Он пожал плечами:
– Хотел взять велосипед и поехать на пляж. Может, составишь компанию?
Двое практически голых людей, теплый песок, мягкая кожа, соленое море, парочка чаек, его карие глаза – все эти картинки мелькнули перед моим мысленным взором, пока я обдумывала ответ. Он должен был быть достаточно любезным, невзирая на всяких мышек, но все-таки сдержанным. Ответ нашел папа.
– Кристинааа! – выглянул он из окна пивной. – Что ты так долго? Работа стоит!
– Уже иду. – Я улыбнулась Йоханну. – Мне очень жаль, видишь, у меня еще дела. Может, в другой раз.
Он шутливо закатил глаза:
– Непростое дело договориться с тобой о встрече, правда? Постой, пусть все будет спонтанно. Ты дашь мне свой номер телефона, и я буду звонить. Пока все не сложится. Как тебе идея?
Сердце мое забилось.
– Кристиииинааа!
– Да, папа! Одну минуту!
Я тяжело вздохнула, потом дала Йоханну свой номер и решила забыть о мышке, если мы хотя бы раз выпьем с ним пива.
Выйдя с шуруповертом из дома, я увидела лишь его спину. Он ехал на велосипеде в сторону пляжа. И разговаривал по телефону.
* * *
Настроение у меня не улучшилось, когда папа со словами «С кем это ты там кокетничала?» вырвал из моих рук шуруповерт.
– Ни с кем я не кокетничала! – оскорбилась я.
– Нет, кокетничала, я видел. Это тот странный тип, появившийся вчера.
Калли успокаивающе кивнул мне.
– Почему это он странный?
– Я тебя умоляю! – фыркнул отец. – Мужчина один приехал отдыхать, знаем мы таких. Наверняка хочет подцепить себе кого-нибудь. А дома плачут четверо детей.
Это услышала Доротея.
– Почему ты решил, что у него четверо детей?
– Ну, может, трое или двое, один или вообще ни одного, не важно. Марлен тоже от него не в восторге, я слышал, как она говорила об этом с Гезой.
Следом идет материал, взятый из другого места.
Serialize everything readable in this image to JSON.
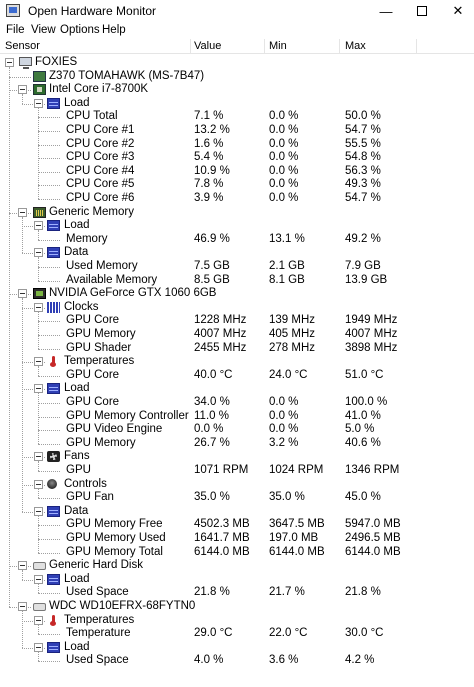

И глаза у него какие-то коварные.
Для меня это было уже слишком.
– Иногда ты несешь бог знает что! Ну почему коварные, с чего ты взял?
– Глаза серые, зато люди смелые, карие – лучистые, зато мысли нечистые. Старая поговорка права. И кстати, смени-ка тон, фройляйн.
Доротея тихо рассмеялась, Нильс ухмыльнулся, Калли принялся рассматривать свои туфли, а Онно запел «Красные розы, красные губы, красное вино». Словом, помощи я ни от кого не дождалась. Меня трясло от злости, но совершить на глазах у свидетелей отцеубийство я не решилась. Пришлось послать ему долгий ядовитый взгляд и пойти к своей недокрашенной стене.
– И не думай, что я не заметил, как ты закатываешь глаза, Кристина Шмидт. Об этом мы еще поговорим. Пойду надену что-нибудь полегче. Мне жарко.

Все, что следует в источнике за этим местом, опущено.